Banking

The Bank of England’s sinister role in pushing Britain into effective bankruptcy


In 1997, after the election of the Labour government under Tony Blair’s leadership, Chancellor of the Exchequer Gordon Brown committed to making the Bank of England independent of the government. The policy came out of a broader set of ideas known as “stakeholder democracy” which promised to empower various organisations of people to make policy choices independent of the centralised government. In the case of the Bank of England these people were professional economists who would be allowed set interest rates in line with economic science rather than at the whim of whatever government was serving at the time.

Stakeholder democracy has, for all intents and purposes, turned out to be rule by experts.

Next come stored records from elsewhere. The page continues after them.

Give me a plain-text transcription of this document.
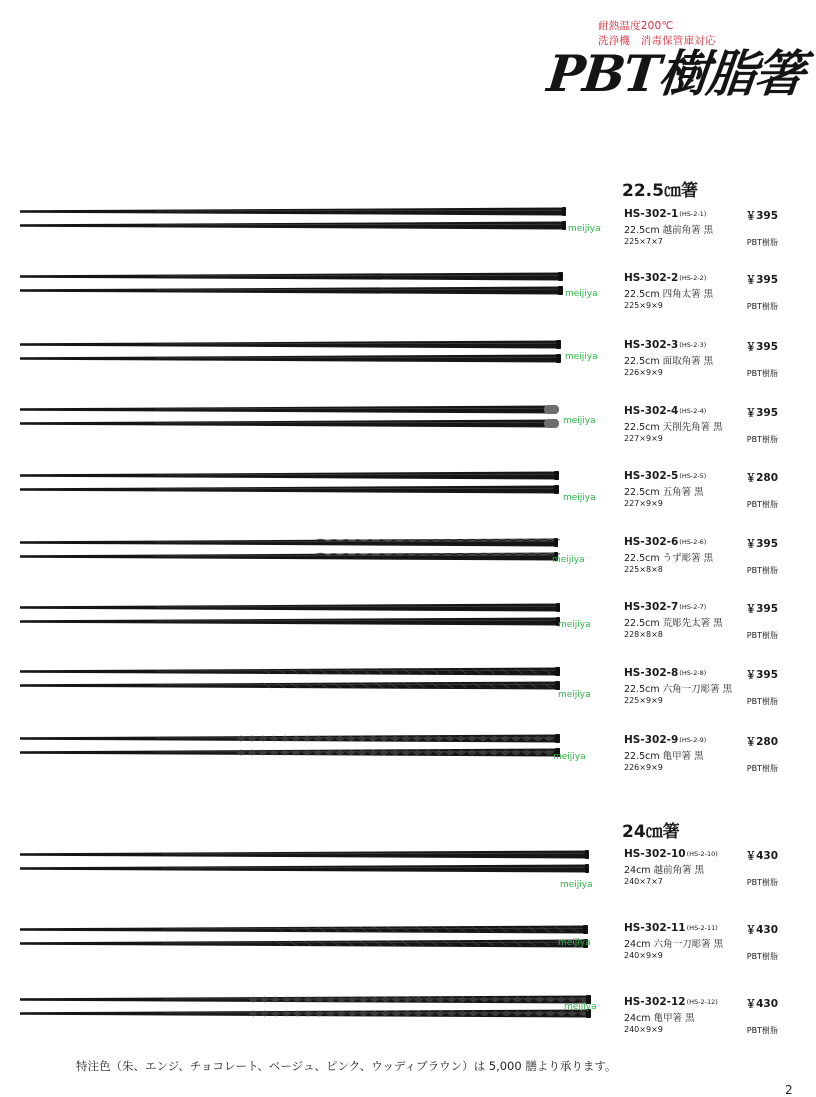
耐熱温度200℃
洗浄機　消毒保管庫対応
PBT樹脂箸
22.5㎝箸
24㎝箸
HS-302-1(HS-2-1)	￥395
22.5cm 越前角箸 黒
225×7×7	PBT樹脂
meijiya
HS-302-2(HS-2-2)	￥395
22.5cm 四角太箸 黒
225×9×9	PBT樹脂
meijiya
HS-302-3(HS-2-3)	￥395
22.5cm 面取角箸 黒
226×9×9	PBT樹脂
meijiya
HS-302-4(HS-2-4)	￥395
22.5cm 天削先角箸 黒
227×9×9	PBT樹脂
meijiya
HS-302-5(HS-2-5)	￥280
22.5cm 五角箸 黒
227×9×9	PBT樹脂
meijiya
HS-302-6(HS-2-6)	￥395
22.5cm うず彫箸 黒
225×8×8	PBT樹脂
meijiya
HS-302-7(HS-2-7)	￥395
22.5cm 荒彫先太箸 黒
228×8×8	PBT樹脂
meijiya
HS-302-8(HS-2-8)	￥395
22.5cm 六角一刀彫箸 黒
225×9×9	PBT樹脂
meijiya
HS-302-9(HS-2-9)	￥280
22.5cm 亀甲箸 黒
226×9×9	PBT樹脂
meijiya
HS-302-10(HS-2-10)	￥430
24cm 越前角箸 黒
240×7×7	PBT樹脂
meijiya
HS-302-11(HS-2-11)	￥430
24cm 六角一刀彫箸 黒
240×9×9	PBT樹脂
meijiya
HS-302-12(HS-2-12)	￥430
24cm 亀甲箸 黒
240×9×9	PBT樹脂
meijiya
特注色（朱、エンジ、チョコレート、ベージュ、ピンク、ウッディブラウン）は 5,000 膳より承ります。
2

Nowhere is this rule by experts more obvious than at the Bank of England, where debates around important economic matters are shrouded in the mysterious language of economics. If you do not have a PhD in the topic and are not widely respected in the profession, do not expect to be counted as a stakeholder or get in a vote.

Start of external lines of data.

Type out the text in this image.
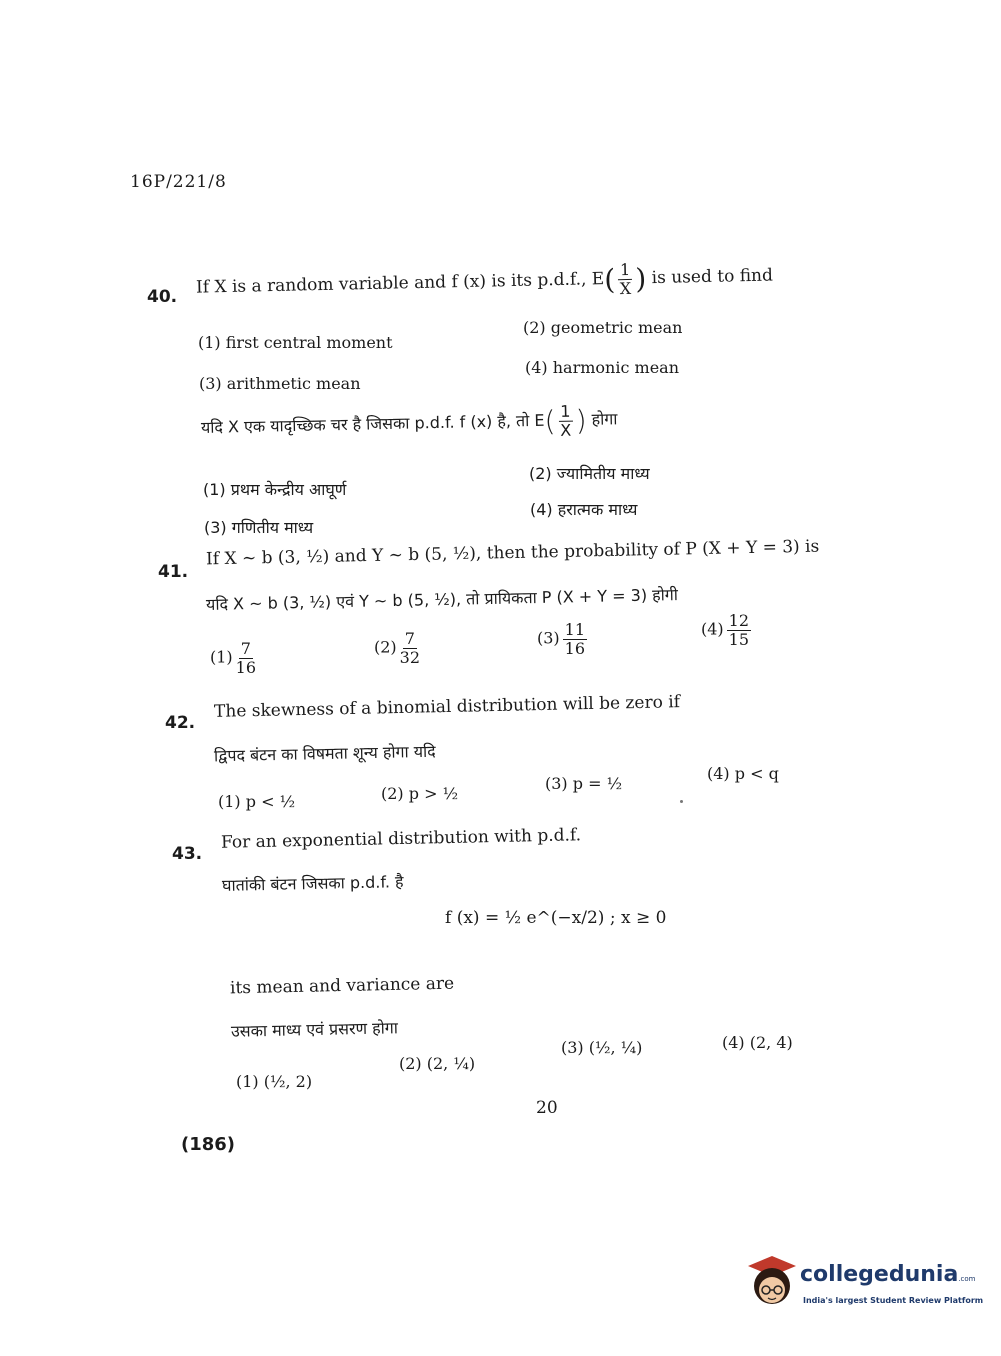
16P/221/8
40. If X is a random variable and f (x) is its p.d.f., $E( \frac{1}{X}$ ) is used to find
(1) first central moment
(2) geometric mean
(3) arithmetic mean
(4) harmonic mean
यदि X एक यादृच्छिक चर है जिसका p.d.f. f (x) है, तो $E( \frac{1}{X}$ ) होगा
(1) प्रथम केन्द्रीय आघूर्ण
(2) ज्यामितीय माध्य
(3) गणितीय माध्य
(4) हरात्मक माध्य
41.
If X ~ b (3, ½) and Y ~ b (5, ½), then the probability of P (X + Y = 3) is
यदि X ~ b (3, ½) एवं Y ~ b (5, ½), तो प्रायिकता P (X + Y = 3) होगी
$(1) \frac{7}{16}$	$(2) \frac{7}{32}$	$(3) \frac{11}{16}$	$(4) \frac{12}{15}$
42.
The skewness of a binomial distribution will be zero if
द्विपद बंटन का विषमता शून्य होगा यदि
(1) p < ½	(2) p > ½
(3) p = ½
(4) p < q
43.
For an exponential distribution with p.d.f.
घातांकी बंटन जिसका p.d.f. है
f (x) = ½ e^(−x/2) ; x ≥ 0
its mean and variance are
उसका माध्य एवं प्रसरण होगा
(1) (½, 2)
(2) (2, ¼)
(3) (½, ¼)	(4) (2, 4)
20
(186)
collegedunia.com
India's largest Student Review Platform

The problem for the Bank of England’s stakeholder model, however, is that it lives or dies on the performance of the experts in question. These experts are implicitly making big promises: “hand power to us and we will use our knowledge to make the economic machine run at optimal speed”. But economics is a language of ceteris paribus – “all else being equal” – and if the economy underperforms under the stakeholder regime, as it undoubtedly has, the experts can expertly come up with reasons as to why this is that exculpates them from any blame.

It is not clear, however, that the language tricks can continue to work if the experts start to bankrupt the country. This now appears to be a very real risk. In a recent report published by Macroprudential Matters economists Stephen Cecchetti and Jens Hilscher calculate that losses from unwinding the Bank of England’s Quantitative Easing (QE) programme will amount to some £191 billion between now and 2031. That amounts to around 7.5 per cent of GDP.

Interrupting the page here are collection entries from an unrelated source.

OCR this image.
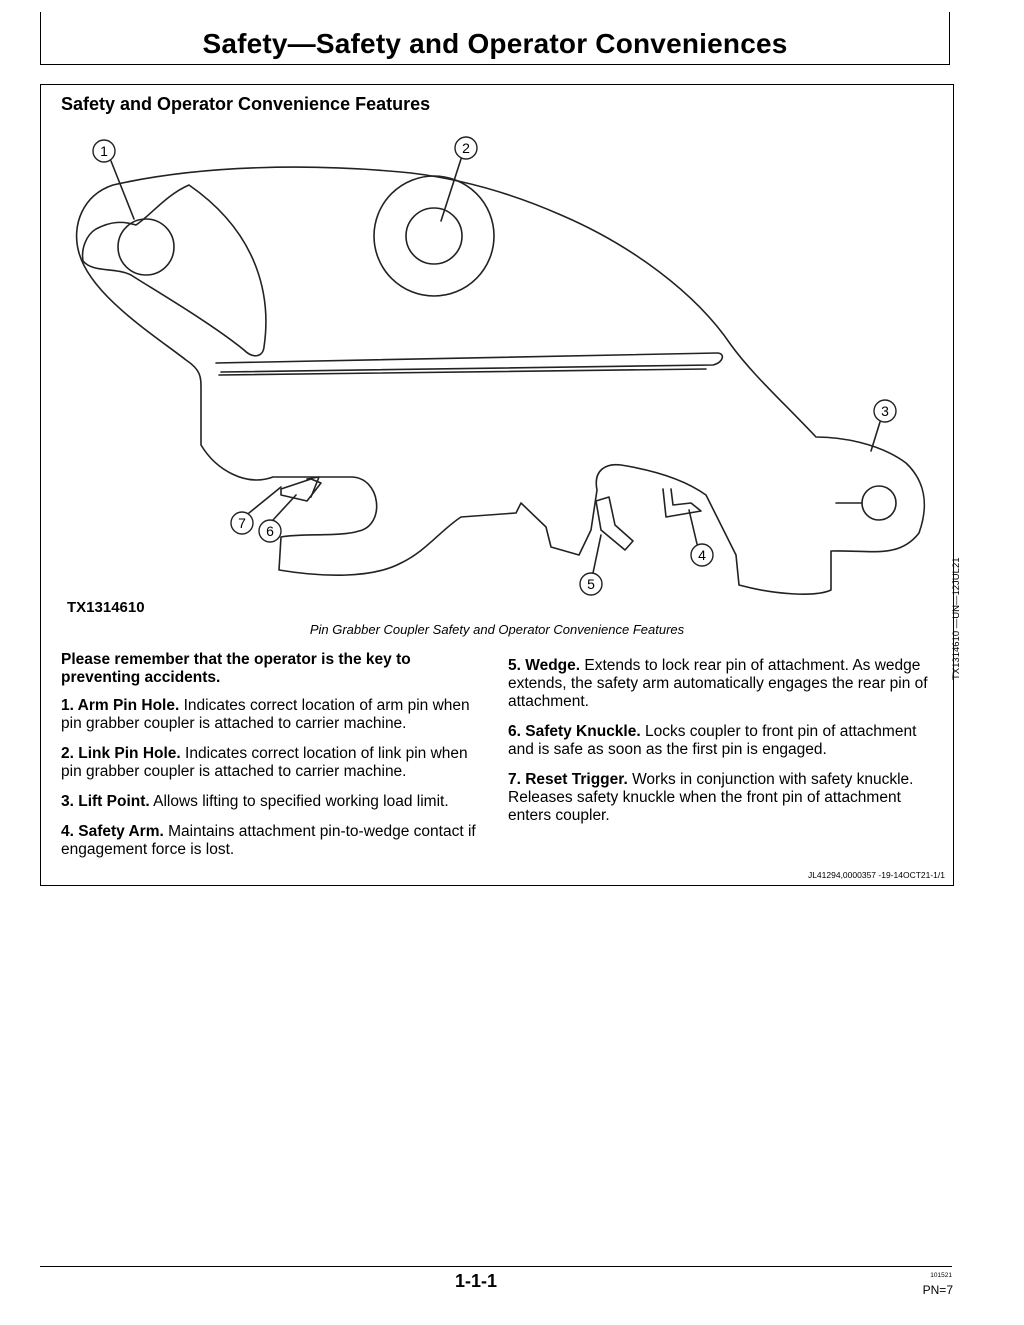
Safety—Safety and Operator Conveniences
Safety and Operator Convenience Features
1	2
3
4
5
6
7
TX1314610	TX1314610 —UN—12JUL21
Pin Grabber Coupler Safety and Operator Convenience Features

Please remember that the operator is the key to preventing accidents.

1. Arm Pin Hole. Indicates correct location of arm pin when pin grabber coupler is attached to carrier machine.

2. Link Pin Hole. Indicates correct location of link pin when pin grabber coupler is attached to carrier machine.

3. Lift Point. Allows lifting to specified working load limit.

4. Safety Arm. Maintains attachment pin-to-wedge contact if engagement force is lost.

5. Wedge. Extends to lock rear pin of attachment. As wedge extends, the safety arm automatically engages the rear pin of attachment.

6. Safety Knuckle. Locks coupler to front pin of attachment and is safe as soon as the first pin is engaged.

7. Reset Trigger. Works in conjunction with safety knuckle. Releases safety knuckle when the front pin of attachment enters coupler.

JL41294,0000357 -19-14OCT21-1/1
1-1-1	101521
PN=7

The problem here is that the experts miscalculated. When the QE programmes were undertaken the experts had become transfixed with the idea that Western economies were entering a period of perpetual deflation – this became known as “turning Japanese” after Japan’s experience with deflation since the early-1990s. The QE programmes were designed in such a way that no one ever really asked what would happen if they were ever unwound. “After all,” the experts reasoned, “why would we have to unwind the programmes if deflation was ever over the horizon from here to eternity?”

You need not be an expert to know that making present calculations based on the idea that you know what will happen from here to eternity is unwise. Now that inflation has returned as a clear and present danger – it may have come down to 3.4 per cent in the latest set of data but it was below 1 per cent in 2020 – the chickens are coming home to roost. Yet at the time of writing, it looks like it will be the public that will foot the bill, not the experts. Thanks to an agreement between HM Treasury and the Bank of England all the losses that accrue to the Bank will be immediately transferred to the Treasury and, via the Treasury, onto the taxpayer.

It is probably worth reminding readers that these are losses from the same Bank of England that chastised Liz Truss for her tax cuts when she was Prime Minister. In November 2022, Governor of the Bank of England Andrew Bailey said that Truss’ government had damaged the country’s reputation. Yet while Truss’s tax cuts were set to cost the Treasury £30 billion in 2023 alone the losses from the Bank’s QE programme cost £40 billion and will cost £40 billion again this year.

What on earth is going on here? Why was the Truss administration pilloried when she tried to cut taxes, but the losses the Bank of England is passing on to the Treasury are politely ignored? Money lost is money lost, after all. The simple answer is that this is a consequence of the stakeholder democracy model. Rule by experts becomes posterior protection the moment said experts get it terribly wrong. Meanwhile the rest of us are obliged to not simply foot the bill but also to pretend that the emperor is fully clothed as he rides his horse naked through the streets.